Faculty and students from Arizona State University, University of Arizona and Northern Arizona University have teamed up to create the Student Health Outreach for Wellness (SHOW). The organization will provide free clinical services, programming and support for the homeless population of Phoenix, according to Melissa Wenzel, senior media relations officer for ASU’s College of Health Solutions and College of Nursing and Health Innovation.
The clinic, the first of its kind in Arizona and one of only a few in the nation, will be located at 12th Avenue and Jefferson Street in the Health Care for the Homeless facility on the Human Services Campus. It will work in conjunction with Health Care for the Homeless and Central Arizona Shelter Services (CASS) by extending the hours that clinical services are available for the homeless, although the clinic will be separately licensed and operated.
Pamela Thompson, chair of the SHOW advisory board, said the idea for SHOW was conceived when she and other ASU faculty and students were at the Human Services Campus. They saw that while there were services available to the homeless community of Phoenix during the week, there was a major gap in those services during the evenings and weekends.
After ASU reached out to U of A and NAU, the three universities brought together members of their faculty and students to form SHOW.
Tim Ellis, co-director of SHOW from U of A, stresses that SHOW truly is a tri-university collaborative effort. U of A will provide medical school students and Master of Public Health students, while NAU will contribute students from their Physician Assistant and Physical Therapy programs. ASU will supply students from their College of Nursing and Health Innovation and College of Health Solutions.
While many of the involved students from the three universities are in health-related majors, Thompson said students involved in SHOW come from a vast range of studies, from English to business to engineering.
“The goal is to improve health outcomes for vulnerable populations through inter-professional teamwork,” Thompson said. “Not one of our professions can solve all of those problems, but collectively we have the ability to help a client to meet their needs, desires and what they see as their primary health goals.”
Students from a variety of disciplines will work to provide a holistic approach to health and wellness, offering programming such as walking groups, yoga and art classes, along with traditional clinical services.

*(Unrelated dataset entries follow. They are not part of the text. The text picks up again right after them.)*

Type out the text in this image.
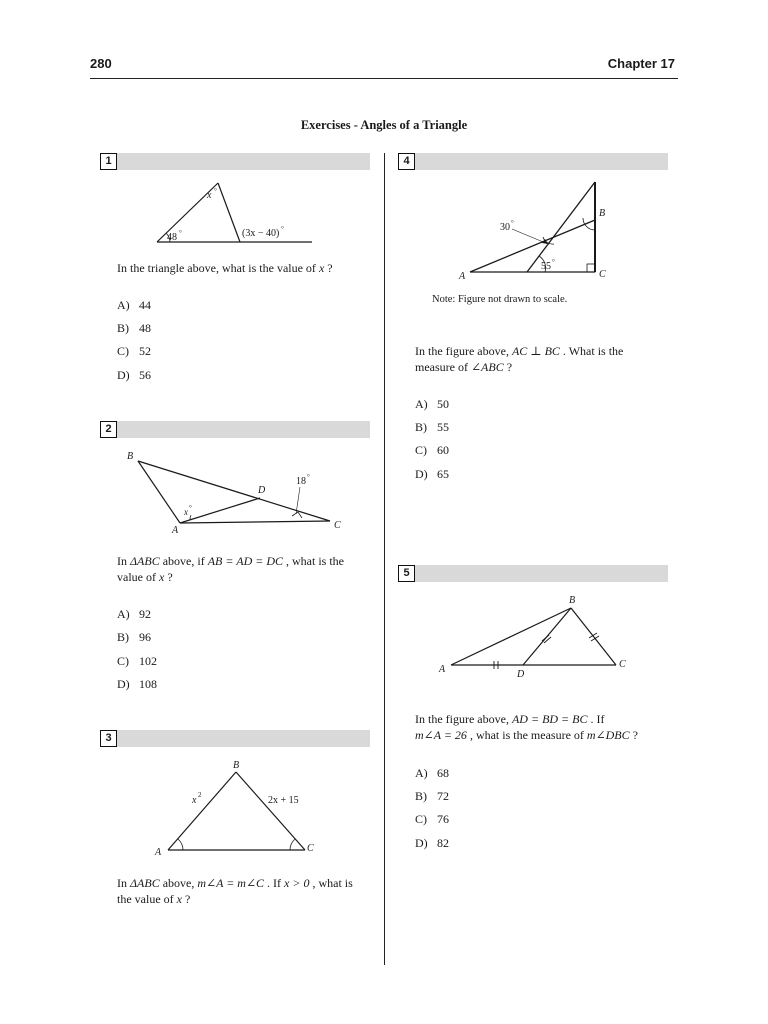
280	Chapter 17
Exercises - Angles of a Triangle
1
x °
48 °	(3x − 40) °
In the triangle above, what is the value of x ?
A) 44
B) 48
C) 52
D) 56
2
B
D
A	C
x °
18 °
In ΔABC above, if AB = AD = DC , what is the
value of x ?
A) 92
B) 96
C) 102
D) 108
3
B
A	C
x 2	2x + 15
In ΔABC above, m∠A = m∠C . If x > 0 , what is
the value of x ?
4
B
A	C
30 °
55 °
Note: Figure not drawn to scale.
In the figure above, AC ⊥ BC . What is the
measure of ∠ABC ?
A) 50
B) 55
C) 60
D) 65
5
B
A	C
D
In the figure above, AD = BD = BC . If
m∠A = 26 , what is the measure of m∠DBC ?
A) 68
B) 72
C) 76
D) 82
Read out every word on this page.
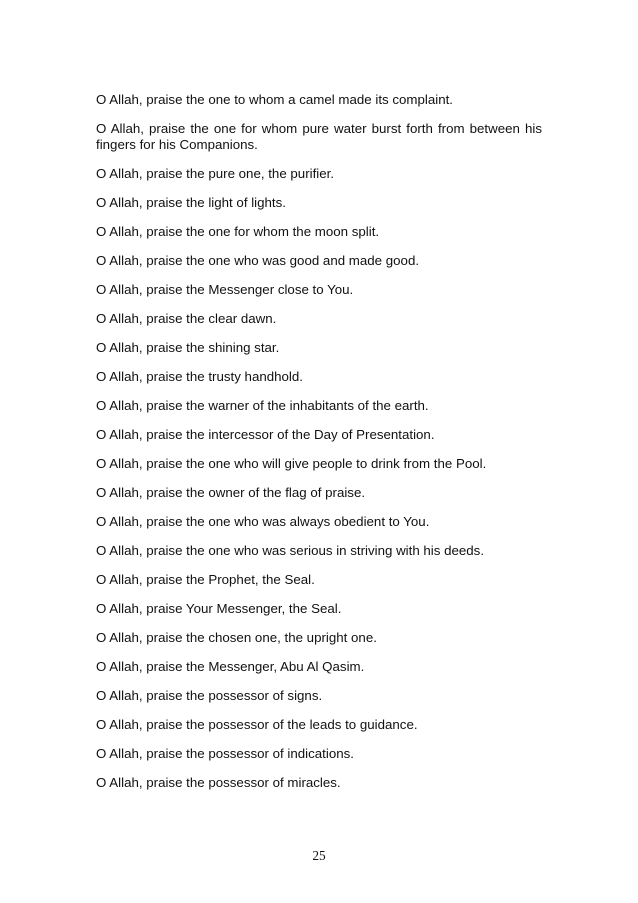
O Allah, praise the one to whom a camel made its complaint.

O Allah, praise the one for whom pure water burst forth from between his fingers for his Companions.

O Allah, praise the pure one, the purifier.

O Allah, praise the light of lights.

O Allah, praise the one for whom the moon split.

O Allah, praise the one who was good and made good.

O Allah, praise the Messenger close to You.

O Allah, praise the clear dawn.

O Allah, praise the shining star.

O Allah, praise the trusty handhold.

O Allah, praise the warner of the inhabitants of the earth.

O Allah, praise the intercessor of the Day of Presentation.

O Allah, praise the one who will give people to drink from the Pool.

O Allah, praise the owner of the flag of praise.

O Allah, praise the one who was always obedient to You.

O Allah, praise the one who was serious in striving with his deeds.

O Allah, praise the Prophet, the Seal.

O Allah, praise Your Messenger, the Seal.

O Allah, praise the chosen one, the upright one.

O Allah, praise the Messenger, Abu Al Qasim.

O Allah, praise the possessor of signs.

O Allah, praise the possessor of the leads to guidance.

O Allah, praise the possessor of indications.

O Allah, praise the possessor of miracles.

25
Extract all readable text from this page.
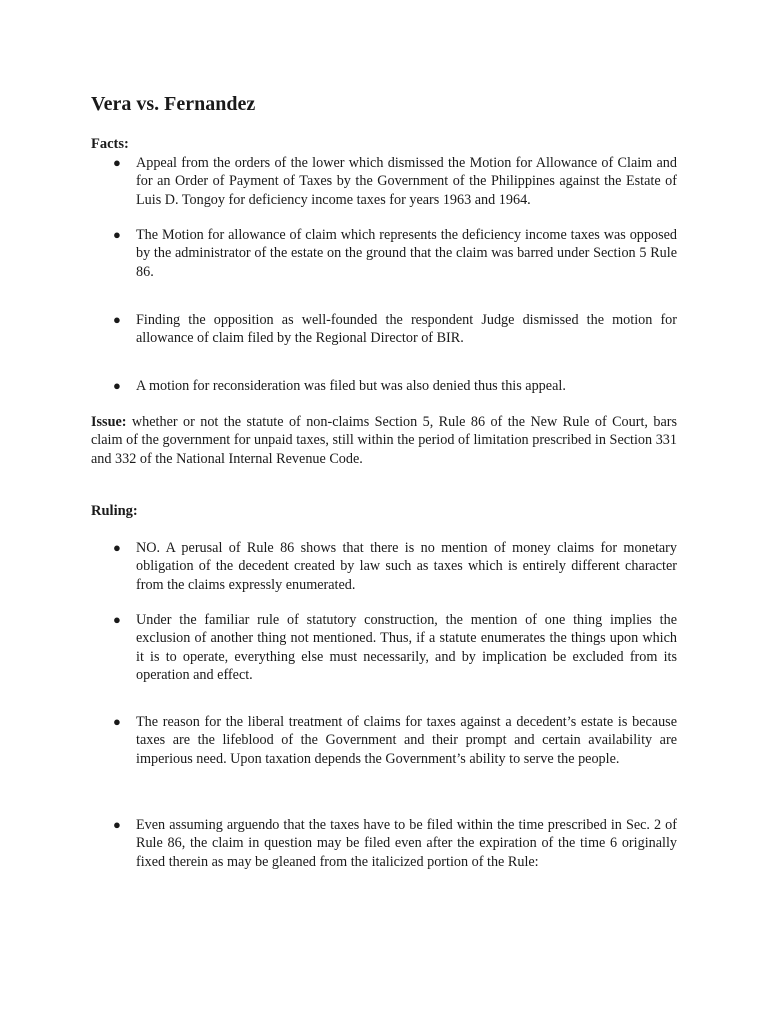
Vera vs. Fernandez
Facts:
● Appeal from the orders of the lower which dismissed the Motion for Allowance of Claim and for an Order of Payment of Taxes by the Government of the Philippines against the Estate of Luis D. Tongoy for deficiency income taxes for years 1963 and 1964.
● The Motion for allowance of claim which represents the deficiency income taxes was opposed by the administrator of the estate on the ground that the claim was barred under Section 5 Rule 86.
● Finding the opposition as well-founded the respondent Judge dismissed the motion for allowance of claim filed by the Regional Director of BIR.
● A motion for reconsideration was filed but was also denied thus this appeal.
Issue: whether or not the statute of non-claims Section 5, Rule 86 of the New Rule of Court, bars claim of the government for unpaid taxes, still within the period of limitation prescribed in Section 331 and 332 of the National Internal Revenue Code.
Ruling:
● NO. A perusal of Rule 86 shows that there is no mention of money claims for monetary obligation of the decedent created by law such as taxes which is entirely different character from the claims expressly enumerated.
● Under the familiar rule of statutory construction, the mention of one thing implies the exclusion of another thing not mentioned. Thus, if a statute enumerates the things upon which it is to operate, everything else must necessarily, and by implication be excluded from its operation and effect.
● The reason for the liberal treatment of claims for taxes against a decedent’s estate is because taxes are the lifeblood of the Government and their prompt and certain availability are imperious need. Upon taxation depends the Government’s ability to serve the people.
● Even assuming arguendo that the taxes have to be filed within the time prescribed in Sec. 2 of Rule 86, the claim in question may be filed even after the expiration of the time 6 originally fixed therein as may be gleaned from the italicized portion of the Rule:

“We’re not just a clinic. Health isn’t just about the physical part,” Thompson said. “Your health is more than that. We’re striving to look at all the things we all need to be healthy.”
The clinic will also work to educate the homeless about various health and wellness-related subjects, offering classes on topics such as nutrition, diabetes and how to avoid the flu.

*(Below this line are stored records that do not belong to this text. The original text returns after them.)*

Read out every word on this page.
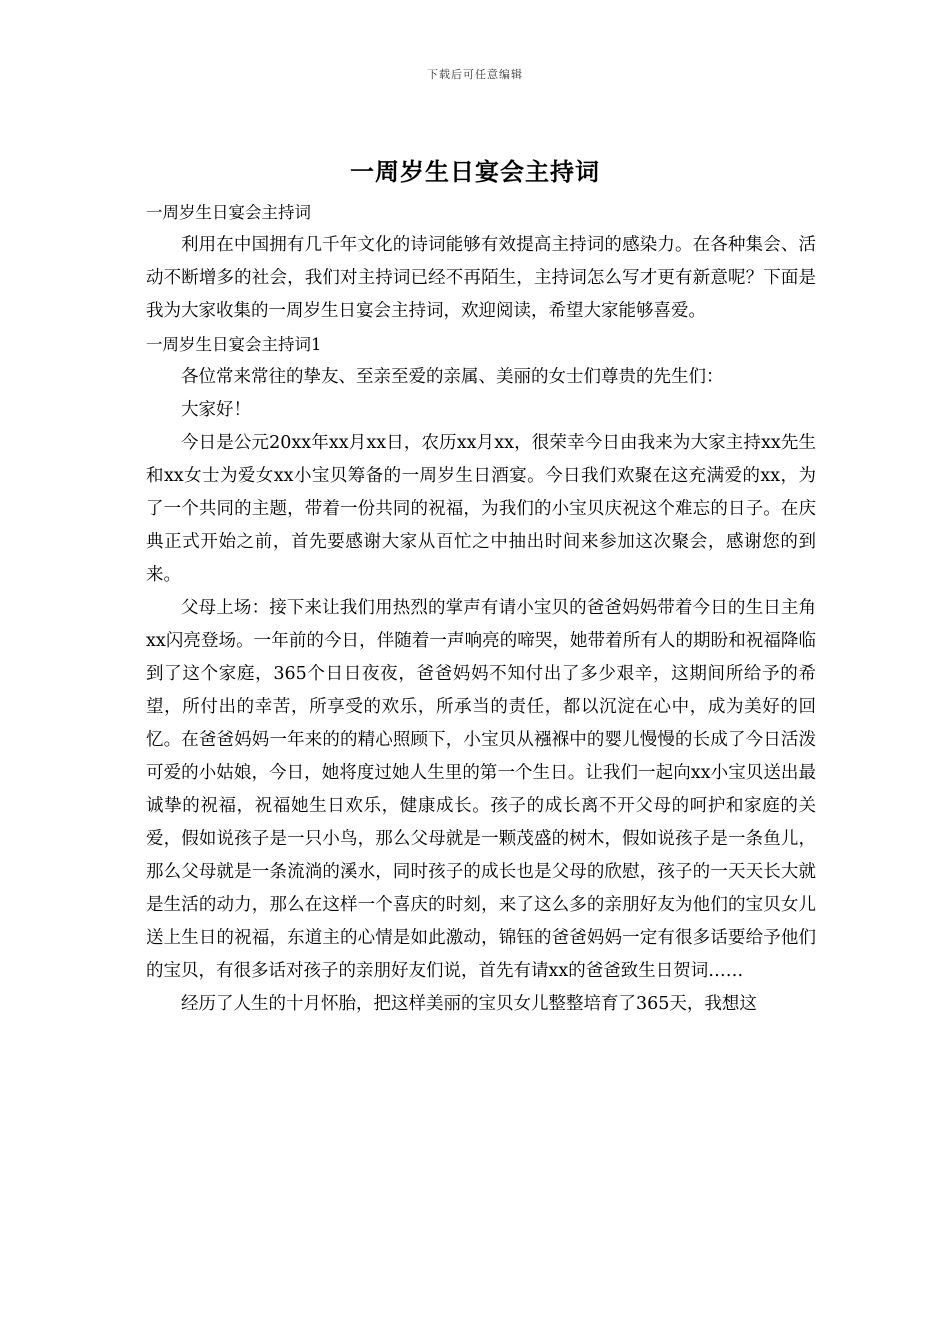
下载后可任意编辑
一周岁生日宴会主持词

一周岁生日宴会主持词

利用在中国拥有几千年文化的诗词能够有效提高主持词的感染力。在各种集会、活动不断增多的社会，我们对主持词已经不再陌生，主持词怎么写才更有新意呢？下面是我为大家收集的一周岁生日宴会主持词，欢迎阅读，希望大家能够喜爱。

一周岁生日宴会主持词1

各位常来常往的挚友、至亲至爱的亲属、美丽的女士们尊贵的先生们：

大家好！

今日是公元20xx年xx月xx日，农历xx月xx，很荣幸今日由我来为大家主持xx先生和xx女士为爱女xx小宝贝筹备的一周岁生日酒宴。今日我们欢聚在这充满爱的xx，为了一个共同的主题，带着一份共同的祝福，为我们的小宝贝庆祝这个难忘的日子。在庆典正式开始之前，首先要感谢大家从百忙之中抽出时间来参加这次聚会，感谢您的到来。

父母上场：接下来让我们用热烈的掌声有请小宝贝的爸爸妈妈带着今日的生日主角xx闪亮登场。一年前的今日，伴随着一声响亮的啼哭，她带着所有人的期盼和祝福降临到了这个家庭，365个日日夜夜，爸爸妈妈不知付出了多少艰辛，这期间所给予的希望，所付出的幸苦，所享受的欢乐，所承当的责任，都以沉淀在心中，成为美好的回忆。在爸爸妈妈一年来的的精心照顾下，小宝贝从襁褓中的婴儿慢慢的长成了今日活泼可爱的小姑娘，今日，她将度过她人生里的第一个生日。让我们一起向xx小宝贝送出最诚挚的祝福，祝福她生日欢乐，健康成长。孩子的成长离不开父母的呵护和家庭的关爱，假如说孩子是一只小鸟，那么父母就是一颗茂盛的树木，假如说孩子是一条鱼儿，那么父母就是一条流淌的溪水，同时孩子的成长也是父母的欣慰，孩子的一天天长大就是生活的动力，那么在这样一个喜庆的时刻，来了这么多的亲朋好友为他们的宝贝女儿送上生日的祝福，东道主的心情是如此激动，锦钰的爸爸妈妈一定有很多话要给予他们的宝贝，有很多话对孩子的亲朋好友们说，首先有请xx的爸爸致生日贺词……

经历了人生的十月怀胎，把这样美丽的宝贝女儿整整培育了365天，我想这
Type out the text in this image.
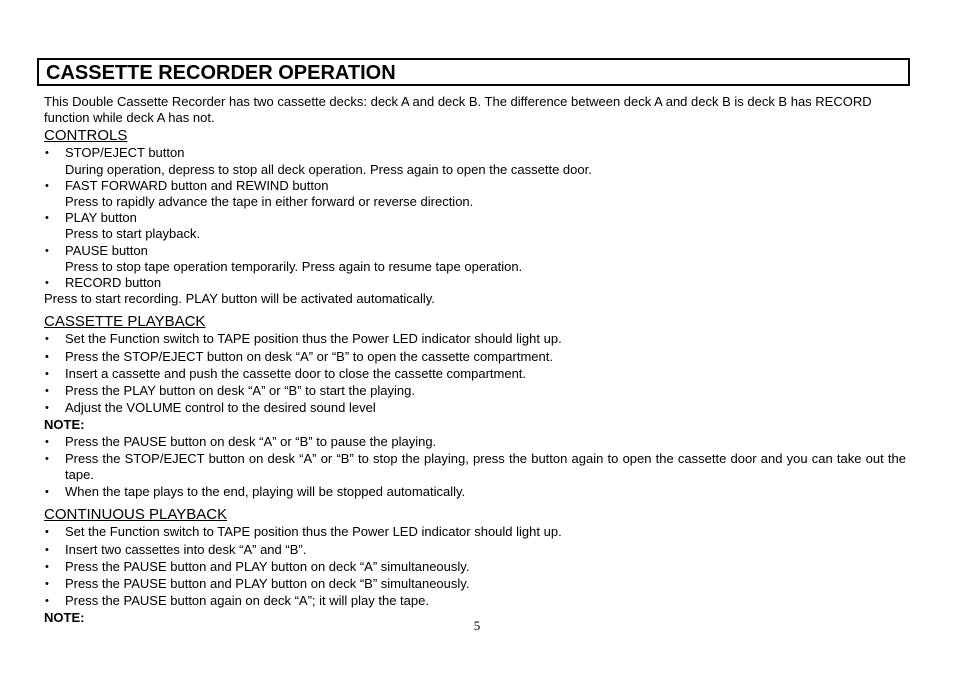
CASSETTE RECORDER OPERATION

This Double Cassette Recorder has two cassette decks: deck A and deck B. The difference between deck A and deck B is deck B has RECORD function while deck A has not.

CONTROLS

• STOP/EJECT button
During operation, depress to stop all deck operation. Press again to open the cassette door.
• FAST FORWARD button and REWIND button
Press to rapidly advance the tape in either forward or reverse direction.
• PLAY button
Press to start playback.
• PAUSE button
Press to stop tape operation temporarily. Press again to resume tape operation.
• RECORD button

Press to start recording. PLAY button will be activated automatically.

CASSETTE PLAYBACK

• Set the Function switch to TAPE position thus the Power LED indicator should light up.
• Press the STOP/EJECT button on desk “A” or “B” to open the cassette compartment.
• Insert a cassette and push the cassette door to close the cassette compartment.
• Press the PLAY button on desk “A” or “B” to start the playing.
• Adjust the VOLUME control to the desired sound level

NOTE:

• Press the PAUSE button on desk “A” or “B” to pause the playing.
• Press the STOP/EJECT button on desk “A” or “B” to stop the playing, press the button again to open the cassette door and you can take out the tape.
• When the tape plays to the end, playing will be stopped automatically.

CONTINUOUS PLAYBACK

• Set the Function switch to TAPE position thus the Power LED indicator should light up.
• Insert two cassettes into desk “A” and “B”.
• Press the PAUSE button and PLAY button on deck “A” simultaneously.
• Press the PAUSE button and PLAY button on deck “B” simultaneously.
• Press the PAUSE button again on deck “A”; it will play the tape.

NOTE:

5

Along with providing free clinical services and programming for the homeless, SHOW provides students with hands-on clinical experience and the opportunity to work alongside health care professionals. The clinic itself will be licensed and operated by professionals who will supervise the students as they work.
SHOW hopes to serve the community by first operating on weekends, utilizing Health Care for the Homeless’ facilities, and eventually operating during the evening as well.
Corinne Velasquez, program administrator for Health Care for the Homeless, said she is excited for SHOW’s upcoming opening and supportive of its goals to serve the homeless population.
“It’s a great project. It’s an opportunity for us to expand to hours that we’re not typically open,” Velasquez said. “There’s definitely a need on the campus and we hope to meet more of that demand.”
SHOW currently has over 80 student and faculty members and is hoping to grow by the time it opens in spring 2014.